Feto‑maternal outcome of induced versus spontaneous labour in a Nigerian Tertiary Maternity Unit

  • Oshodi Yusuf Abisowo
  • Agbara Joy Oyinyechi
  • Fabamwo Adetokunbo Olusegun
  • Oyedele Yekeen Oyedokun
  • Akinlusi Fatimat Motunrayo
  • Ottun Tawaqualit Abimbola
Keywords: Induced labour, maternal complications, neonatal outcome, spontaneous labour.
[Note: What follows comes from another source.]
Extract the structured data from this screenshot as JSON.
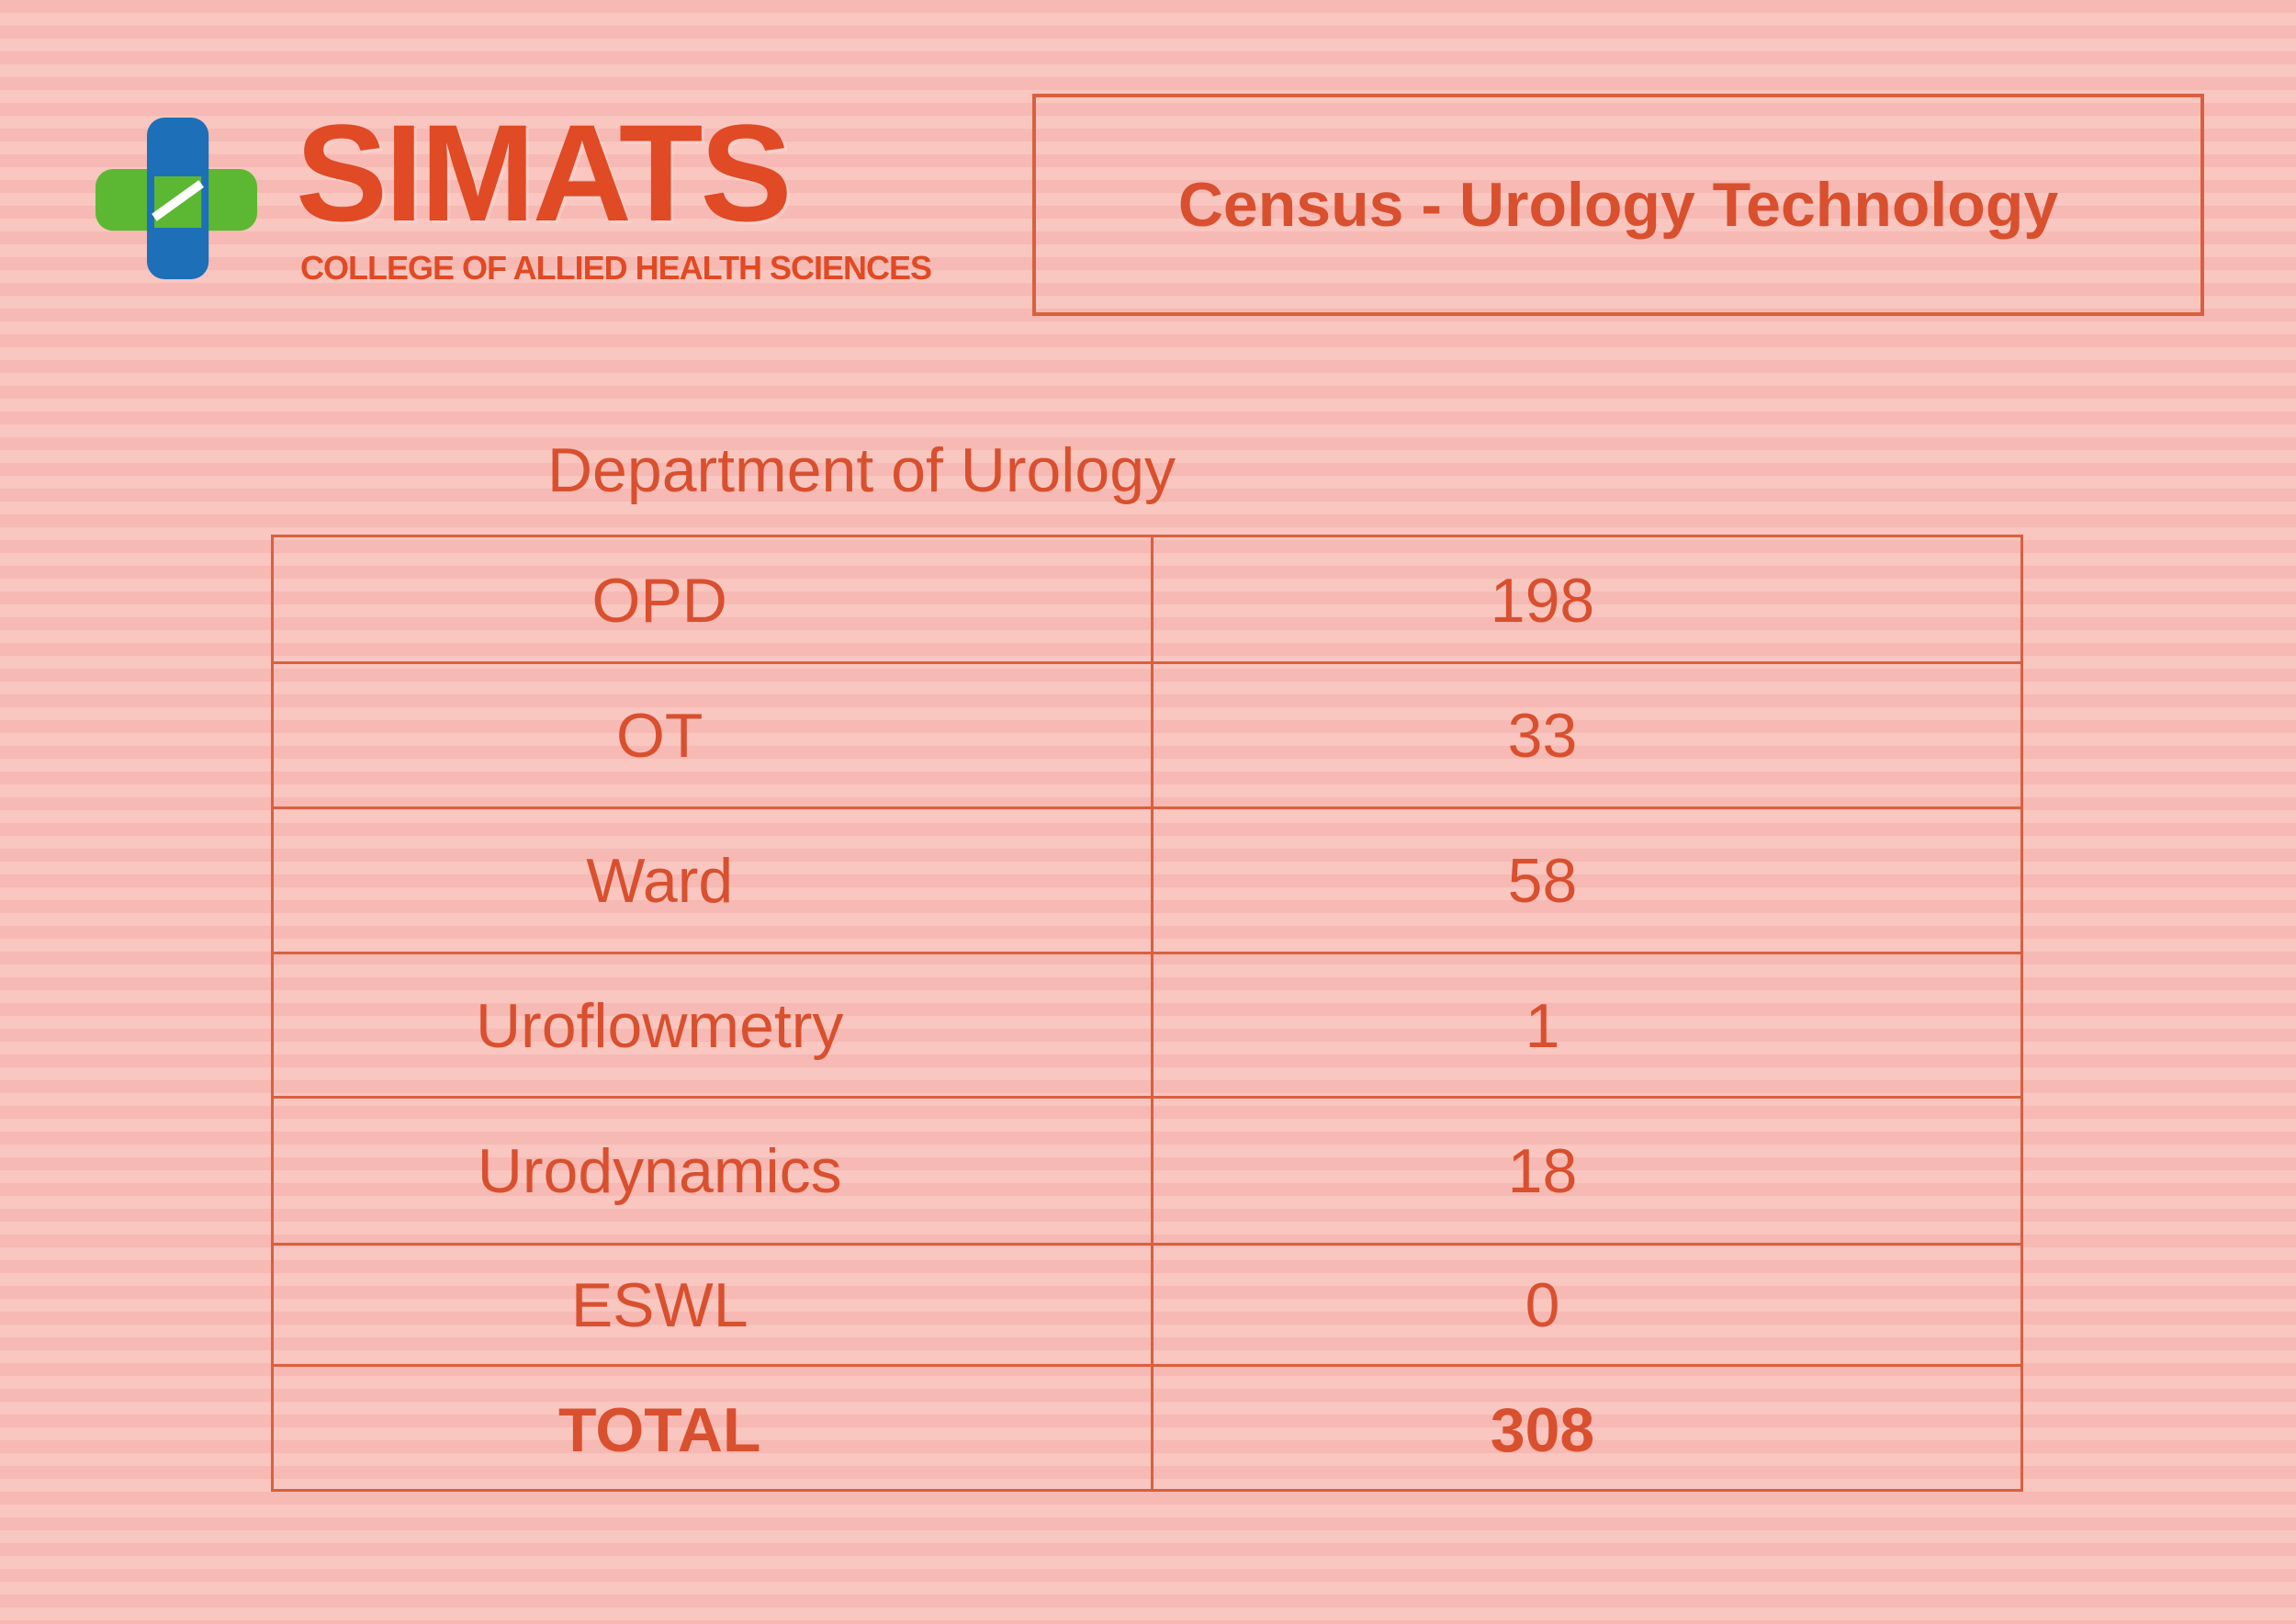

Background: Induction of labour may be associated with postpartum haemorrhage, instrumental delivery, blood transfusion, longer hospital stay and admission into neonatal intensive care unit.
Objective: To assess the feto‑maternal outcome of induced labour compared to spontaneous onset labour.
Materials and Methods: Prospective comparative study involving 440 participants divided into induction (study) and spontaneous labour (control) groups. Data were collected on socio‑demographic data, maternal complications, blood transfusion and neonatal outcomes.
Results: A total of 1540 deliveries occurred during the study period, out of which 257 had induction of labour. Successful induction rate was 16.47%. Vaginal delivery was 67.6% in the study group compared to 83.4% in the control group. Postdated pregnancy and hypertensive diseases accounted for 56.8% and 28% of the indications for induced labour, respectively. Induced labour was associated with a significantly higher caesarean section rates (P < 0.001). Cephalo‑pelvic disproportion was the most common indication for caesarean section (P = 0.038). Maternal complications include primary postpartum haemorrhage, perineal lacerations and endometritis. The study group had longer duration of hospital stay compared to the control (P < 0.001). Five perinatal mortality occurred among the study group compared to three in the control (P = 0.848).
Conclusion: Induction of labour is associated with increased risk of caesarean delivery and postpartum haemorrhage compared with spontaneous labour, however, overall rates remain low.

Key words: Induced labour; maternal complications; neonatal outcome; spontaneous labour.